During the course of my research work on both volumes of Economics of Agricultural Industry in Pakistan, I was wonder struck to see the vast potential which the Pakistani Agriculture has in terms of offer employment opportunities and being a source of precious foreign exchange. It is with a view to attracting the attention of the policy makers who are comfortably perched in the Agricultural establishment with no urgency to tap the potential of this sector; I decided to write a detailed account of all sectors of agriculture highlighting their brief history, strengths and weaknesses besides offering solutions. I have also compared and contrasted the state of Pakistani agriculture with that of neighbouring countries where necessary only to bring home the need to give undivided policy attention to this most-neglected sector of our economy.
Following the skyrocketing food prices, a trend likely to stay in the international market coupled with the prospect of global food shortages, the countries expected to be hit hard by food crisis have devised strategies to deal with the looming threat in a proactive manner. One of the major policy prescriptions explored by these countries is to 'own' fertile lands in the third world countries like Pakistan under the garb of 'joint agricultural ventures' and 'corporate farming'. Shorn of verbiage, this policy of 'land-grab' is pregnant with lethal implications for our state and society if collusion between the ruling elite and so-called foreign investors is allowed to take its course.
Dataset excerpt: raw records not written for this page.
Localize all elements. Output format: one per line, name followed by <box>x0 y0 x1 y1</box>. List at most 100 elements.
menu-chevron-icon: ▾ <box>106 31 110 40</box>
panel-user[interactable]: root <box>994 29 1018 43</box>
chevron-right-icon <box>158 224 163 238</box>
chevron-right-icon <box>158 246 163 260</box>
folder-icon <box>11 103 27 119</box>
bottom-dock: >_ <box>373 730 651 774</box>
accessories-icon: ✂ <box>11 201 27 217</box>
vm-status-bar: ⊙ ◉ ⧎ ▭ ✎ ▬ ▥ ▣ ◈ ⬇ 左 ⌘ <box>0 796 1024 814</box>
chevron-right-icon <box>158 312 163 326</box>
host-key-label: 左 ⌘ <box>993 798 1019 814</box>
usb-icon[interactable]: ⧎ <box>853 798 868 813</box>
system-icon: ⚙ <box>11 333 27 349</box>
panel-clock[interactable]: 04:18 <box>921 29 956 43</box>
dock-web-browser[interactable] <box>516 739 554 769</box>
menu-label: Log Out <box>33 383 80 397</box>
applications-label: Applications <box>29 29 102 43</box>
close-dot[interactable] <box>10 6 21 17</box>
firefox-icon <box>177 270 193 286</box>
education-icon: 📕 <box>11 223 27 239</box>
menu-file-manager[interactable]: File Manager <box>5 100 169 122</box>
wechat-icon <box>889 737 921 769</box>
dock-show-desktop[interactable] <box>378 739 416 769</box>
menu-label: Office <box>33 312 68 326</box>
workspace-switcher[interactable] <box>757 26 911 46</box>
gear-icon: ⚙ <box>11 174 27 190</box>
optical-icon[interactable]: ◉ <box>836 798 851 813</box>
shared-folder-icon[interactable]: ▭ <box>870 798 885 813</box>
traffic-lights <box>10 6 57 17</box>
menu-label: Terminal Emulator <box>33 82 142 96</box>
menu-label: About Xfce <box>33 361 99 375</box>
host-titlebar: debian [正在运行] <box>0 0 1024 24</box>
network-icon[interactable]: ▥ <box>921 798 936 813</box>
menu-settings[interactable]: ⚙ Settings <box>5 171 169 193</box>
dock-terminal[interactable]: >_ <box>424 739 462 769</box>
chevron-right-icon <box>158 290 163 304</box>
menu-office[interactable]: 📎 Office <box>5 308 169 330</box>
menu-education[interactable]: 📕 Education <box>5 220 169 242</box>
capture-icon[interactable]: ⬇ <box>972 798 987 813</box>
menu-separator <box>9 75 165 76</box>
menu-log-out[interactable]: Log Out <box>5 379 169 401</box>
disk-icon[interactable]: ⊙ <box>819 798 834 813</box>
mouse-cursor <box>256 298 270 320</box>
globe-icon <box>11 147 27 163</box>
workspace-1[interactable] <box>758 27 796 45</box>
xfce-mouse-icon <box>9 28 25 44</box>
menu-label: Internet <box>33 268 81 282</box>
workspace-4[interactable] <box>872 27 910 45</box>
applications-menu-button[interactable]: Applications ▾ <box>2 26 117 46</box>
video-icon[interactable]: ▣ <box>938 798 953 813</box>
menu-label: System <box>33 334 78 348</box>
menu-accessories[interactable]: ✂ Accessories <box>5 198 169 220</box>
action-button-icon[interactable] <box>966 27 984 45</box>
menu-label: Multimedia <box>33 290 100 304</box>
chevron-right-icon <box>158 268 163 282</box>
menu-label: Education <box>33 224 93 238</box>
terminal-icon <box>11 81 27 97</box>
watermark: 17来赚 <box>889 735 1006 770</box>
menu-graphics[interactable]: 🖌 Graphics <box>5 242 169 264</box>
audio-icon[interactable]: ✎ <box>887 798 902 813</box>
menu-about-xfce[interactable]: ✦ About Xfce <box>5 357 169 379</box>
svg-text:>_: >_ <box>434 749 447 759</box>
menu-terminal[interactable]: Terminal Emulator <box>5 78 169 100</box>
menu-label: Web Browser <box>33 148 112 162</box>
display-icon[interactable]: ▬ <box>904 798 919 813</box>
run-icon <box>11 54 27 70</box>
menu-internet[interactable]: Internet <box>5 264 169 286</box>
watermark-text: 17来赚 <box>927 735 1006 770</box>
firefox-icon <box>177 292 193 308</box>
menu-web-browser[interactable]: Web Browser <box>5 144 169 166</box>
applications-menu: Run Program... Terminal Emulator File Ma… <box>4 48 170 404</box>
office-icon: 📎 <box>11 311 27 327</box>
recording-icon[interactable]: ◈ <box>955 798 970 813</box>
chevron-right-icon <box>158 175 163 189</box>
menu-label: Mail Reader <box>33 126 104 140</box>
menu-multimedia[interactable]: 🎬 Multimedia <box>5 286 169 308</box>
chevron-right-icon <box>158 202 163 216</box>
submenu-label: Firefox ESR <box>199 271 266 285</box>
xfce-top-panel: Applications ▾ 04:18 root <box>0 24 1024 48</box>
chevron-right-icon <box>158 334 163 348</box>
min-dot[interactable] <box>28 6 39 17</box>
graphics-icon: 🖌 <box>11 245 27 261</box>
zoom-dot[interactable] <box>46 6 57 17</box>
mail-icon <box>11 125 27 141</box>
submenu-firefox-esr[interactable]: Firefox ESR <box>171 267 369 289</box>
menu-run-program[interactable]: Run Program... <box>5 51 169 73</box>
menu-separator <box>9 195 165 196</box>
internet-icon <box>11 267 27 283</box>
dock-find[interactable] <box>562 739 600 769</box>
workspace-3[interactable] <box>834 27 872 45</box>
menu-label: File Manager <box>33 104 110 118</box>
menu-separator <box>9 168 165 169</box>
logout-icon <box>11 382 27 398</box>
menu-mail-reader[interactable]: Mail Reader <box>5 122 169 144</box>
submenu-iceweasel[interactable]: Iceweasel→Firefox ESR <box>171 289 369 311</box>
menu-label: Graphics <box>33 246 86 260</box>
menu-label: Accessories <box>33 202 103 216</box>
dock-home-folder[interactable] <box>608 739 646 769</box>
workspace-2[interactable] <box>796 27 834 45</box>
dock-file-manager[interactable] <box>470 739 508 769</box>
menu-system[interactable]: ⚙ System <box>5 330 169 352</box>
It spells disaster for the less privileged sections of society whose association with the agriculture sector runs through many generations.
Pakistan does not afford to remain dependent on foreign largesse and aid for running its economy. The easy solution available with the successive political and military administrations is to enter into clichéd ‘Structural Adjustment and Stabilization Programme’ with the International Monetary Fund aimed at creating breathing space. It is a different matter that the cost of entering into such programmes has been huge to the detriment of common man. There have been little realization and willingness in the Pakistani officialdom to undertake broad-based economic reforms with a view to fixing the fundamentals of economy. The shoddy economic management under General (r) Pervez Musharraf sums up and represents the dilemmas and lack of vision of our successive economic managers who have always chosen to worship at the altar of IMF and World Bank.
I am of the considered opinion that solution to Pakistan's economic problems
lies not outside but inside. Unless we adopt economic self-sufficiency as the
defining theme and central plank of our economic policy-making, we cannot move
forward on the ladder of progress and prosperity. This highlights the importance
of agriculture as a panacea of our economic worries. The economic edifice built
up on the foundation-stone of strong agriculture has the potential to steer us
out of our unchartered waters. This indeed is the purpose of this book.
I take this opportunity to thank Dr Ehsan Ullah for writing a foreword of second volume of this book. I am also grateful to Mr Amanat Ali Chaudhry and M Farooq Rana for helping me during the review and printing of this book.